Track Internet disconnections, provider outages with historical data, and automated speed testing.
For Windows, Linux, ARM64, ARMa7. Learn more by visiting www.outagesio.com
Notice: If you created an account on app.outagesio.com, simply use the same credentials to log in here.
2.5Gbps Hardware Agent Repeatedly "Rebooting", Missing Data
-
wrote on Jan 14, 2025, 7:32 PM last edited by
129878 is back online now, downline one switch from 131232.
-
wrote on Jan 14, 2025, 10:45 PM last edited by SBK Jan 14, 2025, 3:46 PM
-
wrote on Jan 14, 2025, 10:53 PM last edited by
The 3 agents are recording a similar situation on Jan 13 at around 13:33 Chicago time but at the same time are not recording any type of outage.
Two different technologies (Windows, Openwrt) and three different versions (MT300 and MT3000 even if they both are openwrt are different in binaries) but they all:
- cannot identify an outage
- are monitoring inactives
- they disagree in some minor timing, which can be related to the way the three agents are connected to the LAN
So next question is: is it possible, without any specific detail, understand if all three agents are connected the same way within the LAN (different VLANs, directly connected to the router or thru a switch, different rules in the firewall)
A simple hand drawn picture is more than enough, as I said no company detail is needed, jsut trying to see where the problem is originated and why they behave in such a way.
-
wrote on Jan 15, 2025, 1:57 AM last edited by OutagesIO_Support Jan 15, 2025, 7:43 AM
Retracted. Accidentally replies to Ed :)
-
wrote on Jan 15, 2025, 2:11 PM last edited by recalc Jan 15, 2025, 7:14 AM
I see @OutagesIO_Support seeming to quote/reply to @SBK and not sure what portion is directed to @SBK versus the OP (me).
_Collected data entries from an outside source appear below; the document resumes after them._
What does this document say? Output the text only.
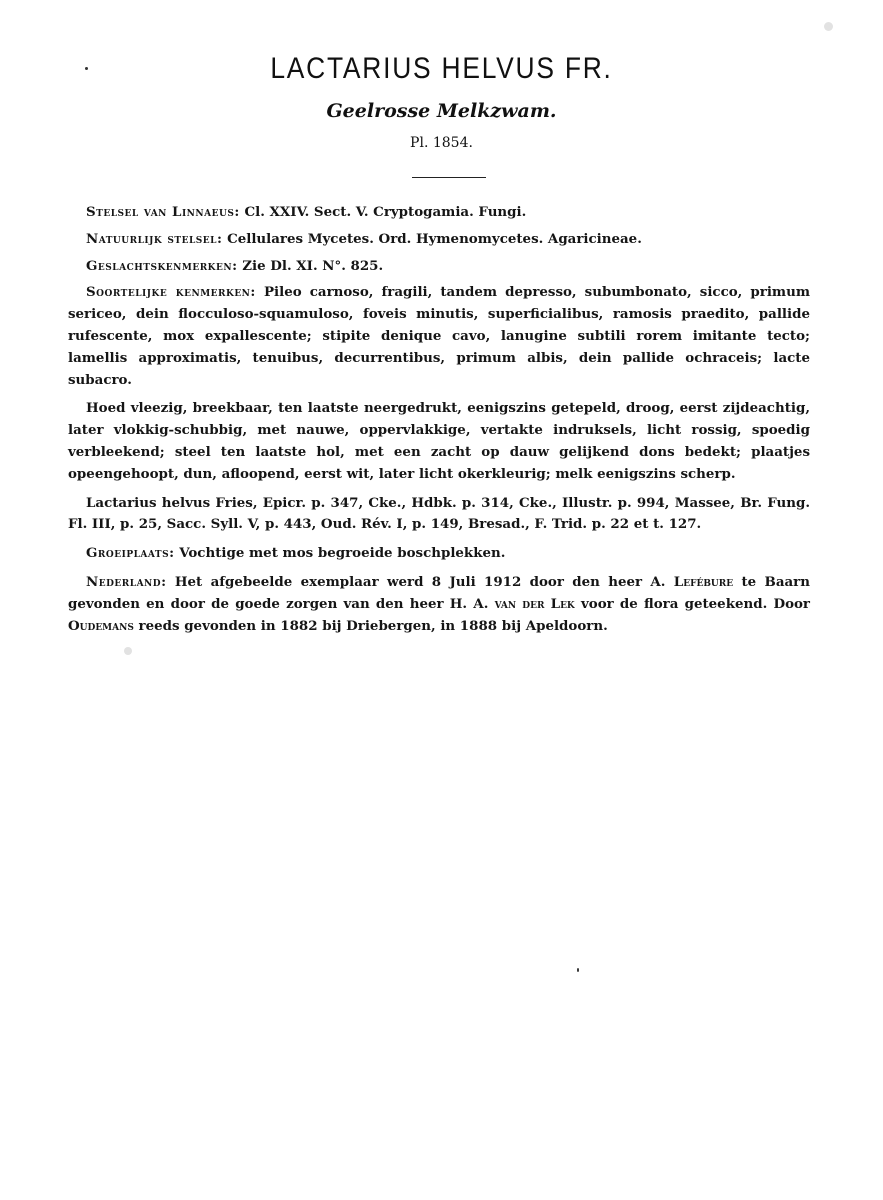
LACTARIUS HELVUS FR.
Geelrosse Melkzwam.

Pl. 1854.

Stelsel van Linnaeus: Cl. XXIV. Sect. V. Cryptogamia. Fungi.

Natuurlijk stelsel: Cellulares Mycetes. Ord. Hymenomycetes. Agaricineae.

Geslachtskenmerken: Zie Dl. XI. N°. 825.

Soortelijke kenmerken: Pileo carnoso, fragili, tandem depresso, subumbonato, sicco, primum sericeo, dein flocculoso-squamuloso, foveis minutis, superficialibus, ramosis praedito, pallide rufescente, mox expallescente; stipite denique cavo, lanugine subtili rorem imitante tecto; lamellis approximatis, tenuibus, decurrentibus, primum albis, dein pallide ochraceis; lacte subacro.

Hoed vleezig, breekbaar, ten laatste neergedrukt, eenigszins getepeld, droog, eerst zijdeachtig, later vlokkig-schubbig, met nauwe, oppervlakkige, vertakte indruksels, licht rossig, spoedig verbleekend; steel ten laatste hol, met een zacht op dauw gelijkend dons bedekt; plaatjes opeengehoopt, dun, afloopend, eerst wit, later licht okerkleurig; melk eenigszins scherp.

Lactarius helvus Fries, Epicr. p. 347, Cke., Hdbk. p. 314, Cke., Illustr. p. 994, Massee, Br. Fung. Fl. III, p. 25, Sacc. Syll. V, p. 443, Oud. Rév. I, p. 149, Bresad., F. Trid. p. 22 et t. 127.

Groeiplaats: Vochtige met mos begroeide boschplekken.

Nederland: Het afgebeelde exemplaar werd 8 Juli 1912 door den heer A. Lefébure te Baarn gevonden en door de goede zorgen van den heer H. A. van der Lek voor de flora geteekend. Door Oudemans reeds gevonden in 1882 bij Driebergen, in 1888 bij Apeldoorn.
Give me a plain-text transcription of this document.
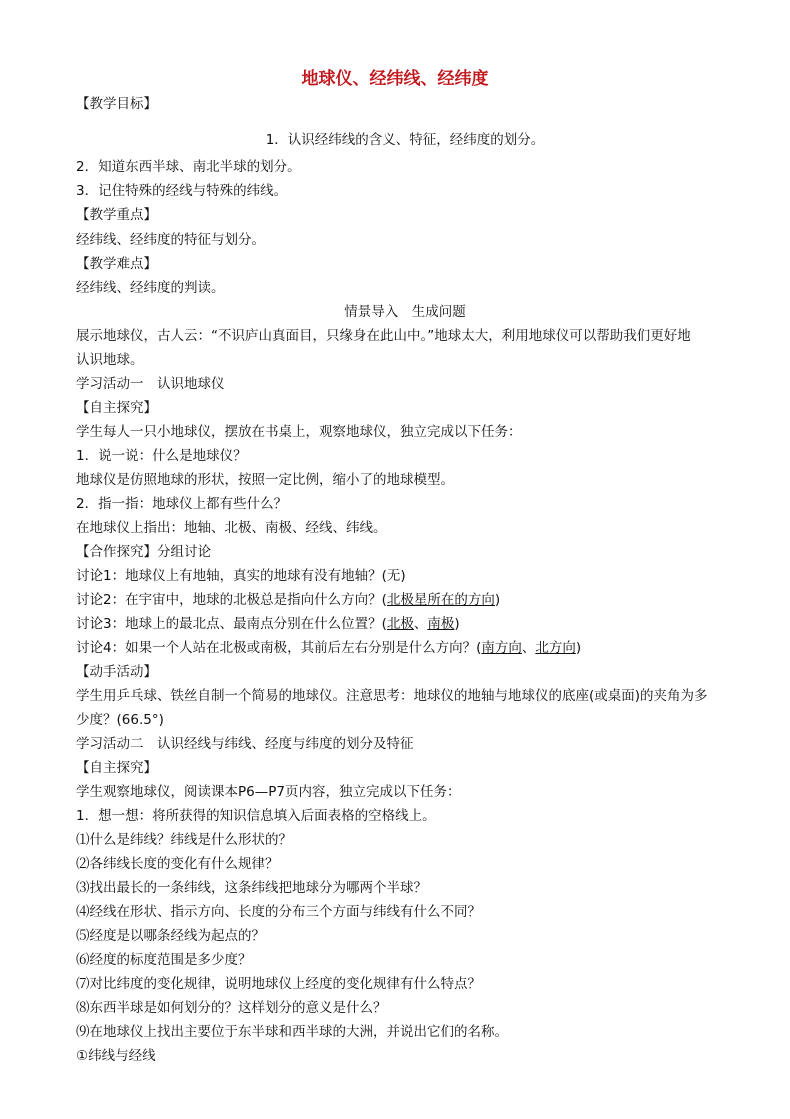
地球仪、经纬线、经纬度
【教学目标】
1．认识经纬线的含义、特征，经纬度的划分。
2．知道东西半球、南北半球的划分。
3．记住特殊的经线与特殊的纬线。
【教学重点】
经纬线、经纬度的特征与划分。
【教学难点】
经纬线、经纬度的判读。
情景导入　生成问题
展示地球仪，古人云：“不识庐山真面目，只缘身在此山中。”地球太大，利用地球仪可以帮助我们更好地
认识地球。
学习活动一　认识地球仪
【自主探究】
学生每人一只小地球仪，摆放在书桌上，观察地球仪，独立完成以下任务：
1．说一说：什么是地球仪？
地球仪是仿照地球的形状，按照一定比例，缩小了的地球模型。
2．指一指：地球仪上都有些什么？
在地球仪上指出：地轴、北极、南极、经线、纬线。
【合作探究】分组讨论
讨论1：地球仪上有地轴，真实的地球有没有地轴？(无)
讨论2：在宇宙中，地球的北极总是指向什么方向？(北极星所在的方向)
讨论3：地球上的最北点、最南点分别在什么位置？(北极、南极)
讨论4：如果一个人站在北极或南极，其前后左右分别是什么方向？(南方向、北方向)
【动手活动】
学生用乒乓球、铁丝自制一个简易的地球仪。注意思考：地球仪的地轴与地球仪的底座(或桌面)的夹角为多
少度？(66.5°)
学习活动二　认识经线与纬线、经度与纬度的划分及特征
【自主探究】
学生观察地球仪，阅读课本P6—P7页内容，独立完成以下任务：
1．想一想：将所获得的知识信息填入后面表格的空格线上。
⑴什么是纬线？纬线是什么形状的？
⑵各纬线长度的变化有什么规律？
⑶找出最长的一条纬线，这条纬线把地球分为哪两个半球？
⑷经线在形状、指示方向、长度的分布三个方面与纬线有什么不同？
⑸经度是以哪条经线为起点的？
⑹经度的标度范围是多少度？
⑺对比纬度的变化规律，说明地球仪上经度的变化规律有什么特点？
⑻东西半球是如何划分的？这样划分的意义是什么？
⑼在地球仪上找出主要位于东半球和西半球的大洲，并说出它们的名称。
①纬线与经线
The entire purpose of my getting new 2.5Gbps hardware agent was to better monitor outages from new ISP (WeLink) and compare to old ISP (AT&T Fiber). Unfortunately, there may be something else weird going on with the local network which may or may not be an artifact of something the new ISP does (e.g. CGNAT, RF at unknown reliability vs Fiber, maybe some filtering they did not tell me about, etc).Once the bug was quickly fixed about certain but not all 2.5Gbps hardware agents not reporting, I am not sure what's up, but I do know I did NOT keep the LAN and WAN/ISP setup in a steady state suitable for any in-depth monitoring throughout that time, until late evening Chicago time 14 Jan. Work was underway to ensure internet service back online to users. But that no doubt made any troubleshooting of agents difficult.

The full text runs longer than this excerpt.